But it’s neither Isaac nor Samson nor Ashurbanipal who is seen here; it is a boy crying out to the heavens. Here is the point at which the devastation and the boy merge and become one. It is the moment when he lies as in a hammock, connecting with and attached to the components of his house, which, when they stood in their proper places that morning, made a “home.” Now, dislodged from their natural places, they are fragments of memory, remains. This is the moment when it dawns on him that he will not be able to reassemble what has been lost. He grasps the possibility of entropy. He is very young − too young − and he is grief-stricken.
Possibly his parents knew that the Jerusalem Municipality would demolish their house that morning, after he went off to school, but nevertheless allowed him to see what he saw on his return. Should a parent whose home has been burned or destroyed by force of nature or, worse, by force of government, show or not show his child what happened to his home? Allow him to see that his bed no longer exists? That the places where he kept the card with the picture of his favorite soccer player and the fossil he found and the candy he hid, no longer exist? How, exactly, does one go about understanding the absence of a house? People, after all, can’t abide losing even one small item of their property. Think about losing your keys, having your phone taken from you. Think about having it all taken away.

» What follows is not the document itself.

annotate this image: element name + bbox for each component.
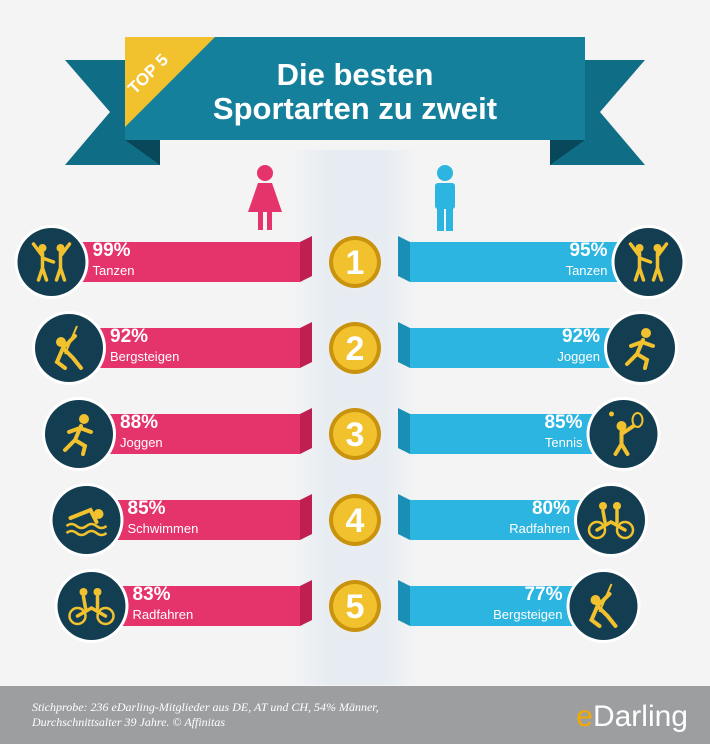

According to the municipality, the boy’s home was built without permits − as though there is nothing easier for East Jerusalem Palestinians than to obtain building permits. It was said to be without foundations − as though it were impossible to order its reinforcement or offer a permit in return for a plan of safe construction. What can the boy do − but cry? A thick, gray square mattress lies below the mattress of gray sky above the ruins of the house in an open area of East Jerusalem. Some of the family’s possessions reman intact and the photograph − an extraordinarily effective news shot − leads the eye from one object to the next, from picture frames to the large round food tray next to the towel, and from the palace at Nineveh to Wall’s destroyed room, in which the mattress is ripped, slashed, split and gutted, and to the face of this boy, his head arched back and his mouth agape.
But in this news image − its composition and perspective so proportional and so unrelated to palaces − the mattress remains whole, vast and pristine, and the carpets are rolled up neatly. Why are they rolled up? When were they rolled up? One to the right of the large mattress; the other, a hollow cylinder above the boy’s head, under the overturned table. Next to the three-legged object that points to the sky is a red armchair, and next to it, to the right, lies a folded wooden ladder over a red blanket.
And precisely because it will perhaps be possible to place the ladder elsewhere, and precisely because the house was not gutted − rather, the belongings of the 33 people who lived in it were piled up − and precisely because it might be possible to salvage something, it is heartbreaking to look at the boy from East Jerusalem. For, in his striped sweatshirt and matching striped shoelaces, as he caresses the rough, perforated construction grating, and as he cries, this boy understands deeply and for all time, in the most melancholy way, the essence of where he is and the essence of an unforgivable act.